Nielsen is wrong on mobile | Opinion | .net magazine

Josh responds to Jakob Nielsen’s audaciously ignorant advice on siloing mobile devices. Josh is right.

Nielsen says his research is based on studies of hundreds of mobile experiences, and I don’t doubt it. But because he’s finding tons of poor mobile websites doesn’t mean we should punt on creating great, full-featured mobile experiences.

This time, more than any other time

A cautionary tale from Stuart. We, the makers of modern technology, are letting people down. Badly.

We’re in this to help users, remember: not just the ones who think as we do, but the ones who rely on us to build things for them because they don’t know what they’re doing. If your response is honestly “well, he should have spent more on a phone to get something better”, then I’m exceedingly disillusioned by you.

First thing you should do to optimize your desktop site for mobile « Cloud Four

Jason reiterates Bruce’s rallying cry: Performance First!

If you could only do one thing to prepare your desktop site for mobile and had to choose between employing media queries to make it look good on a mobile device or optimizing the site for performance, you would be better served by making the desktop site blazingly fast.

Bruce Lawson’s personal site  : What Users Want from Mobile, and what we can re-learn from them

Bruce hammers home the importance of speed and performance on mobile (and frankly, everywhere).

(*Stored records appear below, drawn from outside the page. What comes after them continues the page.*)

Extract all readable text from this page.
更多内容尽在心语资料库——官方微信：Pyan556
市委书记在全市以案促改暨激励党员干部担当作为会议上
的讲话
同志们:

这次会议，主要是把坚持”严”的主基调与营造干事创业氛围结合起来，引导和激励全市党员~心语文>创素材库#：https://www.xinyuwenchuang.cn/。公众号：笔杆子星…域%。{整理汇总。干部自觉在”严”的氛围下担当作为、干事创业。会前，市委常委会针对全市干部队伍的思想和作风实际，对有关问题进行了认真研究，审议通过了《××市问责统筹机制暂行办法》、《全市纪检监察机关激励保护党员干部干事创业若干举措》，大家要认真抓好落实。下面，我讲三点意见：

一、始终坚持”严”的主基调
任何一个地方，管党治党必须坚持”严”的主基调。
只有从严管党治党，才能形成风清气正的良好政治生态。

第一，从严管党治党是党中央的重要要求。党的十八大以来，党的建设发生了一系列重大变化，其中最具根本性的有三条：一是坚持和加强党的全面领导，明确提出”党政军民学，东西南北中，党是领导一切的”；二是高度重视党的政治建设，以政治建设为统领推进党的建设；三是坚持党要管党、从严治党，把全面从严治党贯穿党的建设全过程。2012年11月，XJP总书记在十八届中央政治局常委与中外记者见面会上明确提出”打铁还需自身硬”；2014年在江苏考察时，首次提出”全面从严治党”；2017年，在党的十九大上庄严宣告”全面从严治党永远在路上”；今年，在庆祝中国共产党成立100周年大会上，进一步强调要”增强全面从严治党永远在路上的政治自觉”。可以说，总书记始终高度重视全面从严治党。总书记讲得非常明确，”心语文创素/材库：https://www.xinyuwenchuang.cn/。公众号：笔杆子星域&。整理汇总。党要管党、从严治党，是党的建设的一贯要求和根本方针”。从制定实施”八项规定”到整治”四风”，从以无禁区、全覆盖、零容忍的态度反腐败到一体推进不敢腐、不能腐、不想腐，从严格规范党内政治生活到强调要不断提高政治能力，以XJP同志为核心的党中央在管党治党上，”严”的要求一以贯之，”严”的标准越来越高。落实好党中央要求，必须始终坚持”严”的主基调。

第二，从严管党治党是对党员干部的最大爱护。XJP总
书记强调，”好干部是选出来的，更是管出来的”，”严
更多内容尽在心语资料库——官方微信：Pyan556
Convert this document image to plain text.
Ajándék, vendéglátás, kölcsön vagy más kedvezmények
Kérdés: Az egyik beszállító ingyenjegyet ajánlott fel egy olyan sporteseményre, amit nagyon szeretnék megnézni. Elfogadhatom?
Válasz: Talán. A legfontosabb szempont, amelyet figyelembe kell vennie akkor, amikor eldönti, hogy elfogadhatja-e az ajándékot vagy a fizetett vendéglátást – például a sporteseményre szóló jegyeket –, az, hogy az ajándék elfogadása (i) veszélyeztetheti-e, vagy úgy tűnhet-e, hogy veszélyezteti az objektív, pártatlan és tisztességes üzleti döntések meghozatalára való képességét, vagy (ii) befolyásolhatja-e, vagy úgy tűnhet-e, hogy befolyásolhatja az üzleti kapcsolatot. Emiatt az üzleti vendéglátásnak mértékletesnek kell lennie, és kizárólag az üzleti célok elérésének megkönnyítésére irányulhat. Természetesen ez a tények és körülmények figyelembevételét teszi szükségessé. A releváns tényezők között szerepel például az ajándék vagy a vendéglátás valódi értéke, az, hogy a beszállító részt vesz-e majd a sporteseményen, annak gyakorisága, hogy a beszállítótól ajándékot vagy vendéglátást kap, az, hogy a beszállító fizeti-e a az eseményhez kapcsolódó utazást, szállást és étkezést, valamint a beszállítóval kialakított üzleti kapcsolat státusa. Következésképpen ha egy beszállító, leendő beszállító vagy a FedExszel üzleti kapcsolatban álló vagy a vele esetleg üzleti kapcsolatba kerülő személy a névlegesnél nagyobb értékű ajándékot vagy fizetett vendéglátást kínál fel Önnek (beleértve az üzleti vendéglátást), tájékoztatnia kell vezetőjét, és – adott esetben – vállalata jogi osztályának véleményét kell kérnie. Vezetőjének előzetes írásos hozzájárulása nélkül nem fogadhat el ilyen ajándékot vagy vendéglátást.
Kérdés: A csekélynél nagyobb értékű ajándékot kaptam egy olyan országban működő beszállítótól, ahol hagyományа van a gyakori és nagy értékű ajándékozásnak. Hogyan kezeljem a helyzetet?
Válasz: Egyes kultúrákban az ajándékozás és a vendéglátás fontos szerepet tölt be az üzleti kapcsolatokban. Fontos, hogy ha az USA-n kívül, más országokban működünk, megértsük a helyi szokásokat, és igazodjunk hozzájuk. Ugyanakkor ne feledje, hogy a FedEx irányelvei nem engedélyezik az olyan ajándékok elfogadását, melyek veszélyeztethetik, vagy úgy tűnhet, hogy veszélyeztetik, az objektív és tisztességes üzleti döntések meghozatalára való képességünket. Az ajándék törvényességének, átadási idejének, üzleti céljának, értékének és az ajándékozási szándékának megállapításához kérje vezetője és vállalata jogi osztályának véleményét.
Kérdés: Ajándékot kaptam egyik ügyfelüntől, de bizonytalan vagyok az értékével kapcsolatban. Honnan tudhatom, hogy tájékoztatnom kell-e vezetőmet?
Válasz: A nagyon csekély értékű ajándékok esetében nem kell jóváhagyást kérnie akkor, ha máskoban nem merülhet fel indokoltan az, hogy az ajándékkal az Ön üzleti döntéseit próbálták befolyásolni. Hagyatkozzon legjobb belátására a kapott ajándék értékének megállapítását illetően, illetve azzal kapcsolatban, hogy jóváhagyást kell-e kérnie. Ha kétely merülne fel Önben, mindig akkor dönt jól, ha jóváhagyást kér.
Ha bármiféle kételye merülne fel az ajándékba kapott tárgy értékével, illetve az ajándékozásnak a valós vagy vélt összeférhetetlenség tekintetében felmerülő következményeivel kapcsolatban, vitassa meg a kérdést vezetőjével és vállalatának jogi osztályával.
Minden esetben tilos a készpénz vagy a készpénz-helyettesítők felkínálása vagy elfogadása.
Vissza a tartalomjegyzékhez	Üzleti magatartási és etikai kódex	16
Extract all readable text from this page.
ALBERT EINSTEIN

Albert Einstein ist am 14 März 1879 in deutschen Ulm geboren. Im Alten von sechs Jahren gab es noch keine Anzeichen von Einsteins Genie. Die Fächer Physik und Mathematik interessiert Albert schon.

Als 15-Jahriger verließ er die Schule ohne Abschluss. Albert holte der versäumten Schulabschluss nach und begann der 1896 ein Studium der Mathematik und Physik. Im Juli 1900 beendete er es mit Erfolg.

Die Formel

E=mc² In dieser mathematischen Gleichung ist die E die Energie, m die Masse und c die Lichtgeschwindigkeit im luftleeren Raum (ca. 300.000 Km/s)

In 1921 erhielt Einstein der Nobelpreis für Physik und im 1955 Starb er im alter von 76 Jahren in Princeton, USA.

So perhaps some of the time and effort put into media queries, viewports, avoiding scrolling, line length would actually be better employed reducing HTTP requests and optimising so that websites are perceived to render faster.

Time to Kill Off Captchas: Scientific American

Yes, yes, yes! This article does an excellent job of explaining what Captchas are attempting to do and why, therefore, they are so utterly shit.

That “JavaScript not available” case | Christian Heilmann

A great reminder from Christian that making JavaScript a requirement for using a website just doesn’t make much sense.